Author : Prathima V.R 1
Date of Publication :30th June 2018
Abstract: - Data mining and machine learning has been an important research topic in recent years. The topic of sparsely distributed data and the various issues related with curse of dimensionality of high-dimensional data, make most of the traditional clustering algorithm, lose action in high dimensional space. Therefore, clustering of data in high dimensional space is becoming the hot research areas. Clustering in data mining can be used as a data exploration or future prediction tool. With the advent of raise in huge data or high dimensional data such as DNA arrays, Images or GPS data, bag-of-words document representation etc., the goal of clustering is to group multiple data points in such way that they can be represented more efficiently for better understanding of the data. In this context we study the pitfalls of high dimensional data clustering concepts and algorithms are discussed then we study the SSC, SSSC, SMRS algorithms.

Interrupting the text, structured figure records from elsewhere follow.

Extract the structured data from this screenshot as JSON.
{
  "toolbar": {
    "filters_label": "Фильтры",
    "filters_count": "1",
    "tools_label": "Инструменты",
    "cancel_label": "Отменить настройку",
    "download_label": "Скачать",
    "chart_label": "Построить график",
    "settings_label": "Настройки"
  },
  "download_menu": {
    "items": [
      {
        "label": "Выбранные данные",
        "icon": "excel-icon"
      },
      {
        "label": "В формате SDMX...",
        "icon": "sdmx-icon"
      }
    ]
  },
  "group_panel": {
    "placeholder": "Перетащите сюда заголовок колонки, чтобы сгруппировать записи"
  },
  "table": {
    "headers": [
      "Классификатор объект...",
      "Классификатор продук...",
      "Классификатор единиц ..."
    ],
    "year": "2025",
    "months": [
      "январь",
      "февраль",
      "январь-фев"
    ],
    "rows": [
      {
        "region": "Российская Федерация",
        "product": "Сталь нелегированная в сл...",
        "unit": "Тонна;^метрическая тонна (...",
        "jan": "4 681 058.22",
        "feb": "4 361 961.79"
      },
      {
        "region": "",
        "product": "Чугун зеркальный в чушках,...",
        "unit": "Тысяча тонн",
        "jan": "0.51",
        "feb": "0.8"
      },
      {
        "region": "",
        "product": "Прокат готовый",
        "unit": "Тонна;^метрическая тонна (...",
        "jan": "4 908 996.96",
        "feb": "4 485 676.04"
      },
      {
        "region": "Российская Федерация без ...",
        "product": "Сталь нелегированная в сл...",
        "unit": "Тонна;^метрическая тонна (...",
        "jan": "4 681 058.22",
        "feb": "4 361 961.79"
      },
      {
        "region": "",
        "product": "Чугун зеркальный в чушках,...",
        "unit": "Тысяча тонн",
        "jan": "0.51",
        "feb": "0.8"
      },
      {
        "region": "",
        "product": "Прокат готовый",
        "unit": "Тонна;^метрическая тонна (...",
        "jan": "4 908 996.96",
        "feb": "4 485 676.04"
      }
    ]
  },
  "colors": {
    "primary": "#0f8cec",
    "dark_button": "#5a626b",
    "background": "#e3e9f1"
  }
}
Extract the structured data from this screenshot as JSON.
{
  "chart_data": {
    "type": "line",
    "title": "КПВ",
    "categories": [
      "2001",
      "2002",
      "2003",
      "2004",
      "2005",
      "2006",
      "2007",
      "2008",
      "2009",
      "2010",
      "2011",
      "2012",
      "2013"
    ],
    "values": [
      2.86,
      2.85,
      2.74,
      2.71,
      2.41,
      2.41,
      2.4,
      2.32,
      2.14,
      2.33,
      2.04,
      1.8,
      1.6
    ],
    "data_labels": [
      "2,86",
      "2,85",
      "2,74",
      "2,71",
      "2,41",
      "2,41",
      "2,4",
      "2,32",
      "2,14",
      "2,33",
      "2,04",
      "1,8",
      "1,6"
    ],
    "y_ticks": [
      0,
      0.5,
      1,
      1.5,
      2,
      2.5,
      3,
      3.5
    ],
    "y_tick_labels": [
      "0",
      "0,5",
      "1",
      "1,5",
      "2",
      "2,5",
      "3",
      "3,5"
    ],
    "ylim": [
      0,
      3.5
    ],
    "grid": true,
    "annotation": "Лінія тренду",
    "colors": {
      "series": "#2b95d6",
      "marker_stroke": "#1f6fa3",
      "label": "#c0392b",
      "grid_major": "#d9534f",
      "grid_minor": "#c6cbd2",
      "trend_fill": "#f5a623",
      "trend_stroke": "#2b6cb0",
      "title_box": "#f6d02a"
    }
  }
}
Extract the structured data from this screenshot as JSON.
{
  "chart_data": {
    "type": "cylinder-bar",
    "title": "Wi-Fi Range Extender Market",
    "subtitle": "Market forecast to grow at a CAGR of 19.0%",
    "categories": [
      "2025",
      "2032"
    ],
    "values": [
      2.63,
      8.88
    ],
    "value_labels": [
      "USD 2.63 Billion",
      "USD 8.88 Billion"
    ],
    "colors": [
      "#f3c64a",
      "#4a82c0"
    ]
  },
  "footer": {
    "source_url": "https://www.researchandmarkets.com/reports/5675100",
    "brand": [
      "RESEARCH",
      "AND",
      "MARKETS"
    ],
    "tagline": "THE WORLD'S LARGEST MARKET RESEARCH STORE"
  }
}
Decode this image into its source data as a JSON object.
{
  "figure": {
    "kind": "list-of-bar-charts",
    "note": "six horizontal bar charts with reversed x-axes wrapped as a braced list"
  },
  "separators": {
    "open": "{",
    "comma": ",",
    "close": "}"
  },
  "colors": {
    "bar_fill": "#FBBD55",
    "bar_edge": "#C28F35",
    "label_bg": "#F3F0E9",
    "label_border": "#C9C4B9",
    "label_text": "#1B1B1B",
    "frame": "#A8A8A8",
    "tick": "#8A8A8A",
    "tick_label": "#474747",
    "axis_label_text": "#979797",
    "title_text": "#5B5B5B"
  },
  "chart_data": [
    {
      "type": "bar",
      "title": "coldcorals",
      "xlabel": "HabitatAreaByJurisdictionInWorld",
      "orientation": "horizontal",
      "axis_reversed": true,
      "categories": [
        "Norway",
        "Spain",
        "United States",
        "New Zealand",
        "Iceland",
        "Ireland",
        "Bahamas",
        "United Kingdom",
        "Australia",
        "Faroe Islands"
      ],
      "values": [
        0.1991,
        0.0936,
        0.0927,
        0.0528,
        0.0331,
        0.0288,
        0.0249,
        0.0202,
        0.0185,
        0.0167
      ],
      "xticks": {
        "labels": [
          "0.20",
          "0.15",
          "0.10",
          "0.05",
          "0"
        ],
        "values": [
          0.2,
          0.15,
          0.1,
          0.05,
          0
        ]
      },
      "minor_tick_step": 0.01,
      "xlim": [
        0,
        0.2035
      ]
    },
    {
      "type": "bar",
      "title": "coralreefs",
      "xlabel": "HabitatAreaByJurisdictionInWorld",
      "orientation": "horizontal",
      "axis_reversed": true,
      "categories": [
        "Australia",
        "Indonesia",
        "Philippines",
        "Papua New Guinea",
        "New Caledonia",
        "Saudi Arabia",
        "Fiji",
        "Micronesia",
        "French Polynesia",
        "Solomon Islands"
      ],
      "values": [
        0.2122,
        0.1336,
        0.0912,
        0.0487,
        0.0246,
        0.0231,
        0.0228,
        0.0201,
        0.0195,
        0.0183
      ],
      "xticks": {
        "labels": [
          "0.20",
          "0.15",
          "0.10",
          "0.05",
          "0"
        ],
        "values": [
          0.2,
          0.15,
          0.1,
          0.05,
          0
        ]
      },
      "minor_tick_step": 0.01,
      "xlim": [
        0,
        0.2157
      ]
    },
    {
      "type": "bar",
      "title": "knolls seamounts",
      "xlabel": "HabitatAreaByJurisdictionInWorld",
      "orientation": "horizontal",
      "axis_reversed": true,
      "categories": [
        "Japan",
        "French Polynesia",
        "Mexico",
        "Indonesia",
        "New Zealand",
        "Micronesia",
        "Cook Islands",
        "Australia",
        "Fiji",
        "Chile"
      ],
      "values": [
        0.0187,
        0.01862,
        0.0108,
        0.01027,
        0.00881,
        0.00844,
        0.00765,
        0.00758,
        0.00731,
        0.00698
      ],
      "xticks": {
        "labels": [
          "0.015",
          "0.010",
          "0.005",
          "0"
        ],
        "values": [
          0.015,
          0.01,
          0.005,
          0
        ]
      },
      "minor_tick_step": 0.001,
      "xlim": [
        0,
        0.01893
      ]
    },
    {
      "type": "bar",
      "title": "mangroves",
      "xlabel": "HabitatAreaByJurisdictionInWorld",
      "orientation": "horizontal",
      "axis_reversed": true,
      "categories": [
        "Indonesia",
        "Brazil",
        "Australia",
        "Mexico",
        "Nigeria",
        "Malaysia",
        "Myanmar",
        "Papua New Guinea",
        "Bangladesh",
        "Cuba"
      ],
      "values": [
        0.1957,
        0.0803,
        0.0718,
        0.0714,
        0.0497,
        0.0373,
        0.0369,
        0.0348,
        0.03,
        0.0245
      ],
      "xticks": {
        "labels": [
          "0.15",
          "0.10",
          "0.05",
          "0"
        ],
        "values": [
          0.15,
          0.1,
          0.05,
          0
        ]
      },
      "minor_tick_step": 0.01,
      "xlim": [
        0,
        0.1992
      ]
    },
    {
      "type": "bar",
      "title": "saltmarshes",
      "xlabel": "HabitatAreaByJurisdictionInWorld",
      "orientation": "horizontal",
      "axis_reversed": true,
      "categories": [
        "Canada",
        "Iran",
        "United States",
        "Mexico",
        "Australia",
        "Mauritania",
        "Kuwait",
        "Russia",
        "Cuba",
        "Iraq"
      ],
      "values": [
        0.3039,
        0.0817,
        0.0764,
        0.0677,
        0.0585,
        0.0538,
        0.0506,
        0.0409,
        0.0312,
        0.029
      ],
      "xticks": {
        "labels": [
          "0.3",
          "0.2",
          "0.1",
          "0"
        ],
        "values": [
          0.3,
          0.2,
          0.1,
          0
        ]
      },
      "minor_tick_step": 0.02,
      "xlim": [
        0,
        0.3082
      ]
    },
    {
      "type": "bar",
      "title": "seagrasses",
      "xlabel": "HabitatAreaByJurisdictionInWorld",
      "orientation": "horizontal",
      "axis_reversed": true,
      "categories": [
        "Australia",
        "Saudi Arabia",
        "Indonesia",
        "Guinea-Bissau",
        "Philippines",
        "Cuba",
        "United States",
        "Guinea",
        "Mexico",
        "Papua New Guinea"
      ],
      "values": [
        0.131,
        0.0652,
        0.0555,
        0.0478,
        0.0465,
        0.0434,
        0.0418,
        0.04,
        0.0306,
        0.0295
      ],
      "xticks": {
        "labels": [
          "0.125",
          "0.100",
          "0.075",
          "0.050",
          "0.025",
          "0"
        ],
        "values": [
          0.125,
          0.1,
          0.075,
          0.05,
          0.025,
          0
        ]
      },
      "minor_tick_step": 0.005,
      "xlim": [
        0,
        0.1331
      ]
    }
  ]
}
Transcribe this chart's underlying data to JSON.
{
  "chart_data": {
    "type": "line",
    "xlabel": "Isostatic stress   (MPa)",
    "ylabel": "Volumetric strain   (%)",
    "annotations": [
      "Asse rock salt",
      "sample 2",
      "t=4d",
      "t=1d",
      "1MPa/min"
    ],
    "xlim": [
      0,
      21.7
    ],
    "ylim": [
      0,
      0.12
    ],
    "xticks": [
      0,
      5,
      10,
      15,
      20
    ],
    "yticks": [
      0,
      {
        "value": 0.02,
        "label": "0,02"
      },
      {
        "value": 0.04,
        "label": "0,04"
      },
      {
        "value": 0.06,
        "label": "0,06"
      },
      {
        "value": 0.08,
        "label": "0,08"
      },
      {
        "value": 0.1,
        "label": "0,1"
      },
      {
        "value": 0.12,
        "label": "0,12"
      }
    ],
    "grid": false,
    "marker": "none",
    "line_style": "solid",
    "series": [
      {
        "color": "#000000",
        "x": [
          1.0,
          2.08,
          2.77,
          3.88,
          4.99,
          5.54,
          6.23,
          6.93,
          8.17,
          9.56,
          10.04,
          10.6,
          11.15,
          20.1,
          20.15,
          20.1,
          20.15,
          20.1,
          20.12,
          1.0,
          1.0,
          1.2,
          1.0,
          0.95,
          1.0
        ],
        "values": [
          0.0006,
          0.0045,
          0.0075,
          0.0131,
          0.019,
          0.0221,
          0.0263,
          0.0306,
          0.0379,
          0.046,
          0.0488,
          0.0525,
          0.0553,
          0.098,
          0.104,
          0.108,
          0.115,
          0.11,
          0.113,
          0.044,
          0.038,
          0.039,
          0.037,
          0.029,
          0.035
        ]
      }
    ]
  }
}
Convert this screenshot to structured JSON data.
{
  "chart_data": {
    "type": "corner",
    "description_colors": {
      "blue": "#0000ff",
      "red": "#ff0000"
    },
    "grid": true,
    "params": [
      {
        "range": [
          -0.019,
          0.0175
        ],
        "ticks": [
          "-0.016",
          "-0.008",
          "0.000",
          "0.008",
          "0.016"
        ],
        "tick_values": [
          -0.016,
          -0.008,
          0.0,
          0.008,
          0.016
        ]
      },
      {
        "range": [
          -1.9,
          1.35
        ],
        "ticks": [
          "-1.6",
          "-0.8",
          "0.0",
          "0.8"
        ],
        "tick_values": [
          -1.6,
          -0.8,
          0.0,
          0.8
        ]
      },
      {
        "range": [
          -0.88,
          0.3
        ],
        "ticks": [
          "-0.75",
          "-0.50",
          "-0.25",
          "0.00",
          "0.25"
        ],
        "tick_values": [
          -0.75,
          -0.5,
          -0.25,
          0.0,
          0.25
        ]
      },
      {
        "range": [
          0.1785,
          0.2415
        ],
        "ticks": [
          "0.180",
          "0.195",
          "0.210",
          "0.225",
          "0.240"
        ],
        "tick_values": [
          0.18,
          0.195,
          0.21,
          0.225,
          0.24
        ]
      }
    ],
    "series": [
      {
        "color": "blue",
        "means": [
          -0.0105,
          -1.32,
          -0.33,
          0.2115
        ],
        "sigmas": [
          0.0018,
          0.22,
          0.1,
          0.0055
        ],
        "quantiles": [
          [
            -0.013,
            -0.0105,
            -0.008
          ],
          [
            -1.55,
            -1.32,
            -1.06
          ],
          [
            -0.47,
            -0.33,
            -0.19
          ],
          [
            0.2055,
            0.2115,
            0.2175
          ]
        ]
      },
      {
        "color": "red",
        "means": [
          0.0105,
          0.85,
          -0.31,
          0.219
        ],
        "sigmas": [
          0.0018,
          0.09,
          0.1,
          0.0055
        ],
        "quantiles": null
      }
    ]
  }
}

This paper offers a subset based algorithm for automatically determining the optimal number of clusters on high dimensional data. The Main aim of this paper is to design an algorithm with reasonable complexity which computes representatives and clustering high-dimensional data accurately. In this paper we have made the following contributions i.e. designing of algorithm which used the divide-and-conquer strategy, which can able to compute the representatives within reasonable time and this algorithm is named as Hierarchical Sparse representatives.